June 16th, 2005 by DeWitt Clinton

Whoo. Unto.net is back in the Google index. It’s funny — you can’t miss the difference in the logs. 3 out of the last 10 referrers were all via Google. Whereas even though unto.net ranks high on Yahoo, MSN, and Ask, barely one out of 50 hits come from any of those search engines. That goes to show just how substantial the difference is between the number of users of each site…
Now we just need to get the search for DeWitt Clinton back up there… Do that many people really care about the $1000 dollar bill?

June 16th, 2005 at 10:28 am
I’ve always wondered–are you named after that other DeWitt Clinton?
June 16th, 2005 at 10:38 am
Er. I’m named after my father. (Who was named for his father, who was named for his father, and so on, and so on back a few more generations) So in a transitive sense, yes. : )

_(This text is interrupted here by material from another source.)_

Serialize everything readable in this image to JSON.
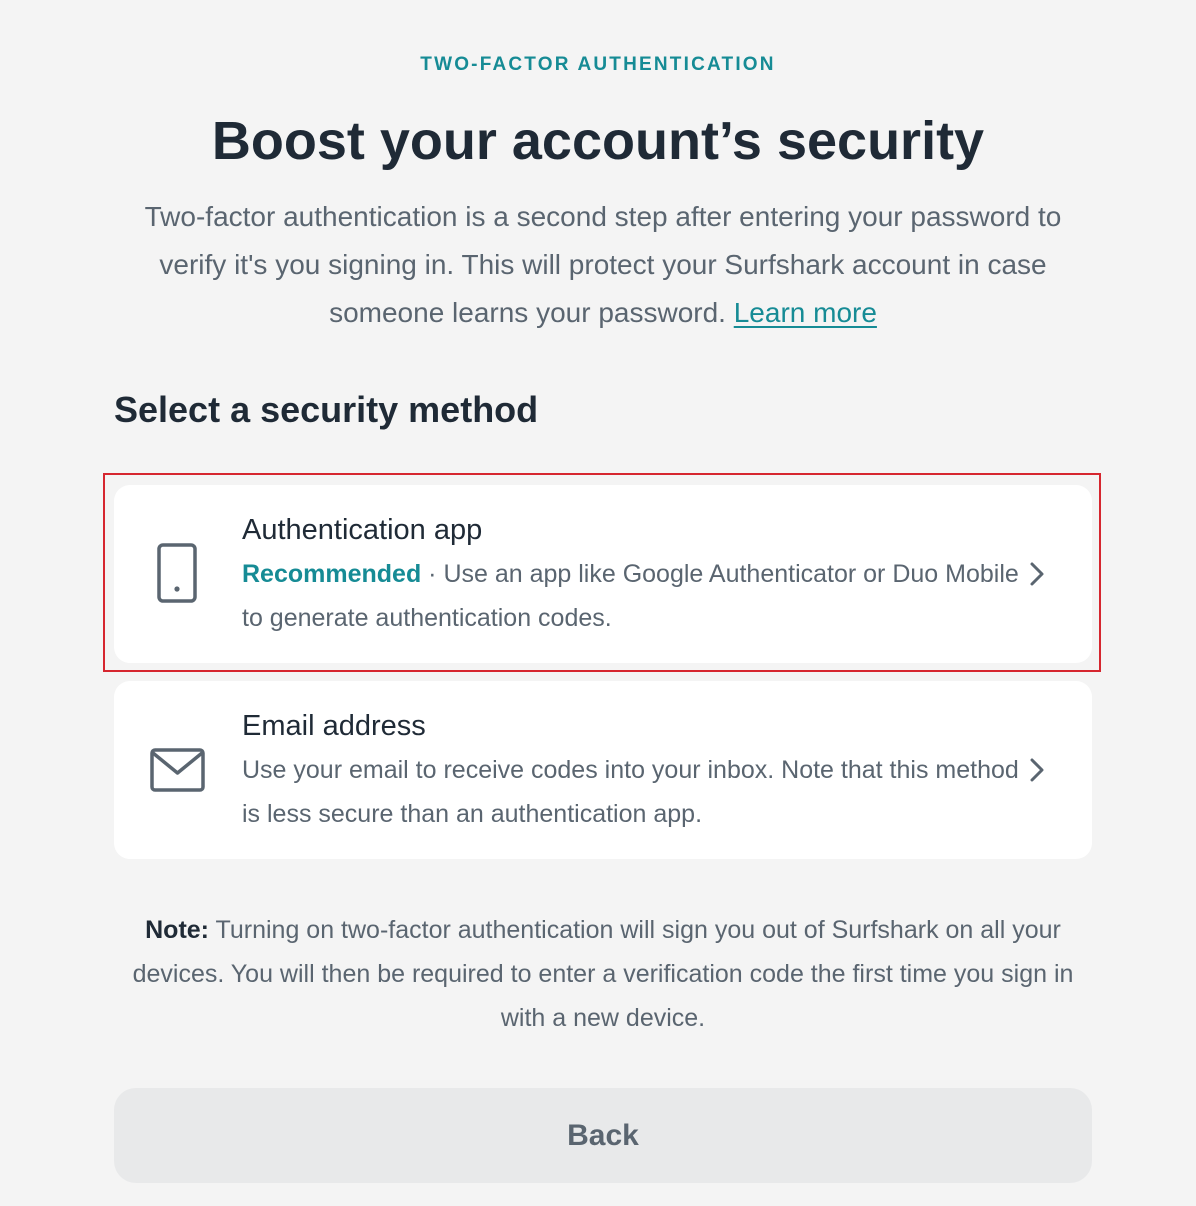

June 16th, 2005 at 12:39 pm
Actually, I think it says more about what those sites users typically search for.
June 16th, 2005 at 1:24 pm
I was wondering that myself… But my guess would be that Yahoo Search’s users are the most technically sophisticated, MSN’s the least, and Google’s all over the map…
My last 5 searches coming from Yahoo were for:
And the last from Google:
One scary thing is that I’ve actually written at length about all of those things in the past year. Jack of all trades, master of….
June 16th, 2005 at 1:24 pm
Hm. Maybe it was a re-indexing issue after your WordPress migration? I’ll keep an eye on what happens to my site in the next few days… But I’m still showing up #1 for “linkstew” at the moment.
June 16th, 2005 at 9:00 pm
Benjy — it might have had to do with the migration, but the timing just didn’t seem right. And looking at your site in their index, it seems like they’ve already picked up your new content, so I wouldn’t expect a drop.
Then again, the talk is about how Google is getting serious about spam — so maybe I did something wrong and they shot first and asked questions later. Not that I would argue against that (search engine spam drives me nuts, too) but I would really like a way of getting more information about why something like that happens. I mean, imagine if you were paying rent off of ad revenues…
June 17th, 2005 at 7:33 pm
Unfortunately, I realized there were some additional variables regarding my migration: 1. before I figured out my mod_rewrite bug, I set up a simple redirector that was returning 301s, which googlebot was handling strangely. 2. Shortly after my migration, I also added adsense to my comment pages, which will supposedly induce a reindex if the pages the ads are on are unknown. Since google hadn’t yet indexed my new link format, I got a flood of googlebot requests not too long after adding adsense.
I think I’m going to change the old link format back to 301ing later to hopefully flush those old links out of the system eventually.
June 18th, 2005 at 8:24 am
I had Googlebot freak out on me for a while, too. It was crawling every random permutation of paths like “://2004/10/2004/05/” over and over. I have absolutely no idea where it was getting them. Most were 404s, but some were actually valid because they had a search query in them.
I ended up just blocking the root of it with robots.txt. Googlebot picked that up a few hours later and then all was good. I also noticed that the bot is now doing a complete crawl every other day, with a steady scattering of hits all day long. It is also pulling the feeds (including comment feeds) on a very regular basis. It seems to treat RSS feed URLs differently than HTML URLs. The main index seems to be updating a bit less than once a month, but their real-time updates are coming in well under a day. Impressive stuff.